Anesthesia lesson(1)

This is a quick post about an anesthesia pharmacology keyword video I stumbled on https://www.youtube.com/watch?v=J3MEKwg6GKM

Giving epinephrine’s can increase the during a local anesthetic – It has little effect on long acting local anesthetics like bupivacaine, but epinephrine can prolong the effects a short acting drug like lidocaine

An IV regional Bier block, decrease the bf flow in and out to keep the anesthetics rapid onset and rapid recovery. Inflate the cuff to 250mmHg or 100mmHg over the patient’s systolic BP. A Bier block block simultaneously provides muscle relaxation. Do not give bupivacaine with a Bier block, if it leaks there could cause local anesthetic systemic toxicity(LAST). During a Bier block the anesthetics diffuse through the vein to the nerves, don’t preform a Bier block for more than 2 hours, to avoid any problems with ischemia. After completion of procedure, slowly deflate over 25 minutes because when the pressure is released the analgesics dissipate quickly – then start opioids to control pain.

Epinephrine increase the effect on local anesthetic duration.

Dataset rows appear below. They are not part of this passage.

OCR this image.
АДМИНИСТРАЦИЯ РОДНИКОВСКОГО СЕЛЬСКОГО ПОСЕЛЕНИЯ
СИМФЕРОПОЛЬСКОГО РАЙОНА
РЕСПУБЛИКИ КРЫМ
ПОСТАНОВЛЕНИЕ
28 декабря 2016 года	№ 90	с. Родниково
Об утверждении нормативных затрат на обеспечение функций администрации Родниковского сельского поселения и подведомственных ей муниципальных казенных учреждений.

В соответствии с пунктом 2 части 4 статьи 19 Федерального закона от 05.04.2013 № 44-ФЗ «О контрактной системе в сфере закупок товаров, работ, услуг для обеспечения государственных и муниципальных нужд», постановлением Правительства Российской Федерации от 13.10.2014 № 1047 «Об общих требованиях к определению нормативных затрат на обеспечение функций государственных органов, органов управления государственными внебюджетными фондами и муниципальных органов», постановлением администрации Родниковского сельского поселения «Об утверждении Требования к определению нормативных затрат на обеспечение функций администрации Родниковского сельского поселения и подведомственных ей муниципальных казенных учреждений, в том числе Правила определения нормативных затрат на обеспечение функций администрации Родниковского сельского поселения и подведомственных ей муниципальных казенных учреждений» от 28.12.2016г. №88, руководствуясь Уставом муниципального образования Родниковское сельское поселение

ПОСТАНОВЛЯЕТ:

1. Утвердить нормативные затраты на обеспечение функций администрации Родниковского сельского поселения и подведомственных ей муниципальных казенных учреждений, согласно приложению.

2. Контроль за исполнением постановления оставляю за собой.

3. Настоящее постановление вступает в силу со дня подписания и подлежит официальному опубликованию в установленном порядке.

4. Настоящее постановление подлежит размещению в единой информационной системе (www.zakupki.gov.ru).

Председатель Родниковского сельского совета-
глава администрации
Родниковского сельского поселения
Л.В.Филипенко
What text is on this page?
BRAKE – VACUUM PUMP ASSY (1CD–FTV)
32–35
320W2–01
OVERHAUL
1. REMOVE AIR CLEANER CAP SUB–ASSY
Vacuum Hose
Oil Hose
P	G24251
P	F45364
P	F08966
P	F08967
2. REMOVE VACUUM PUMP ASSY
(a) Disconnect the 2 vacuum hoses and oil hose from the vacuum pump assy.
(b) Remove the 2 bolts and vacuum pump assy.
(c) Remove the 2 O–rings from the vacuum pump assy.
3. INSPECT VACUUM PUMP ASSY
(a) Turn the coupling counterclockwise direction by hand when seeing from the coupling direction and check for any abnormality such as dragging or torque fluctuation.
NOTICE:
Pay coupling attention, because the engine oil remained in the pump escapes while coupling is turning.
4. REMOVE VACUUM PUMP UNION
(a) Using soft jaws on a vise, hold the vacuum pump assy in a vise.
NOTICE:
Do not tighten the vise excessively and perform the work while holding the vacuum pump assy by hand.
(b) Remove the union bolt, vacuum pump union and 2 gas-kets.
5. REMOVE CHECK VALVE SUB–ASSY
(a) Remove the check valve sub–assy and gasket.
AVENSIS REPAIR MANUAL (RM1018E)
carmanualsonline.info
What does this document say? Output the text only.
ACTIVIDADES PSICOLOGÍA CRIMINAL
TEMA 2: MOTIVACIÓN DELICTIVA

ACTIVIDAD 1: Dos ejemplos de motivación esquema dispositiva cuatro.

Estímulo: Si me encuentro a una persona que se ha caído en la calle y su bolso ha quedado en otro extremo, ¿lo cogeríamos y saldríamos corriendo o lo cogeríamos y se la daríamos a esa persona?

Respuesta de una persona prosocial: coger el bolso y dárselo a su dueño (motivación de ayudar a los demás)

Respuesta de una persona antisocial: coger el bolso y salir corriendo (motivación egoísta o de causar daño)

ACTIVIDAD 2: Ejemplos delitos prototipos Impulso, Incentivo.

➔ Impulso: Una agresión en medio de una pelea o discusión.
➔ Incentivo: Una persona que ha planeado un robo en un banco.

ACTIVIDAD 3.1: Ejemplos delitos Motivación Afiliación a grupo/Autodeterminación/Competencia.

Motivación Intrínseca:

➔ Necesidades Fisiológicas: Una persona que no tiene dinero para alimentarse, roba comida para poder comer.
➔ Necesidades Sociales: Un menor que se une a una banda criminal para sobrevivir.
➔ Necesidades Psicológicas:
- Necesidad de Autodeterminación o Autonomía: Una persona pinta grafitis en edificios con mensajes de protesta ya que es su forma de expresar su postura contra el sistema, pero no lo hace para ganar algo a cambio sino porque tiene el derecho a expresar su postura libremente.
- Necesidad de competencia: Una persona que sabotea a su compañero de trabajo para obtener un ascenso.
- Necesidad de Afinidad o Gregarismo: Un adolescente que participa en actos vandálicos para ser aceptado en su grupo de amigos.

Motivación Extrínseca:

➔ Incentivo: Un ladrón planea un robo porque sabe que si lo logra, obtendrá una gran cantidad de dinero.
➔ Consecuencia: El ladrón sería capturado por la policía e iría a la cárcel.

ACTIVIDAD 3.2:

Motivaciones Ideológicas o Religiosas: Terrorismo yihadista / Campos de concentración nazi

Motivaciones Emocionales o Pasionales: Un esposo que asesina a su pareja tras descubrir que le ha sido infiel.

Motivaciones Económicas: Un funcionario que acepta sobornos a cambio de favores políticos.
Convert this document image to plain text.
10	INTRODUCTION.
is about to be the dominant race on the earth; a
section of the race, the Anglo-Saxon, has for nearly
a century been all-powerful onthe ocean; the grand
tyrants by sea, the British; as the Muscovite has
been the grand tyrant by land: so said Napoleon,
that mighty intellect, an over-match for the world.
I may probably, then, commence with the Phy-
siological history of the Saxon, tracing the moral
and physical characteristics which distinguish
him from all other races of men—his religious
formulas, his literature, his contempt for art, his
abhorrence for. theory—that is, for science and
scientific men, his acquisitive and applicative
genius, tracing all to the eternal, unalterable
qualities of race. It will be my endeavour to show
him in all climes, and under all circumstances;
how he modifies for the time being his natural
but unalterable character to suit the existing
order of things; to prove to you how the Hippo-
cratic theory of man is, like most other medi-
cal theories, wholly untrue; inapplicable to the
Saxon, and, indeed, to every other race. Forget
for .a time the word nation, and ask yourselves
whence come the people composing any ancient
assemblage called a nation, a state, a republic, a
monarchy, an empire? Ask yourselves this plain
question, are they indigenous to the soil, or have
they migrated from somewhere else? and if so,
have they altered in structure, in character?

Local anesthetic vasodilate(except cocaine) so epinephrine will cause vasoconstriction, decrease absorption of local anesthetic, and thereby decrease the peak concentration needed. Epinephrine administration will also increase the duration and quality of anesthesia. Epi doesn’t have much effect on bupivacaine, but it does on lidocaine – so when giving epidural blocks/and other nerve blocks EPI increases the effects of lidocaine(short acting), but not bupivacaine(long acting).

Mentioned earlier if bupivacaine leaks from a Bier block it can cause local anesthesia systemic toxicity. Local anesthesia systemic toxicity occurs when a large dose of local anesthetic goes systemic which causes a bunch of problems. If there are initially CNS symptoms – give benzos to control any seizures. If there is hypotension, manage the airway and hyperventilate the patient with 100 o2. Escaped local anesthetics can block the sodium channels in the heart causing a low cardio output, hypotensive state. A lipid emulsion should be given quickly(not propofol). I got some good information on how the lipid emulsion works from the blog below. To my understanding the lipid emulsion increases the lipid “container” or as the blog puts it a “sink”, that reduces the effective amount of systemic anesthetic.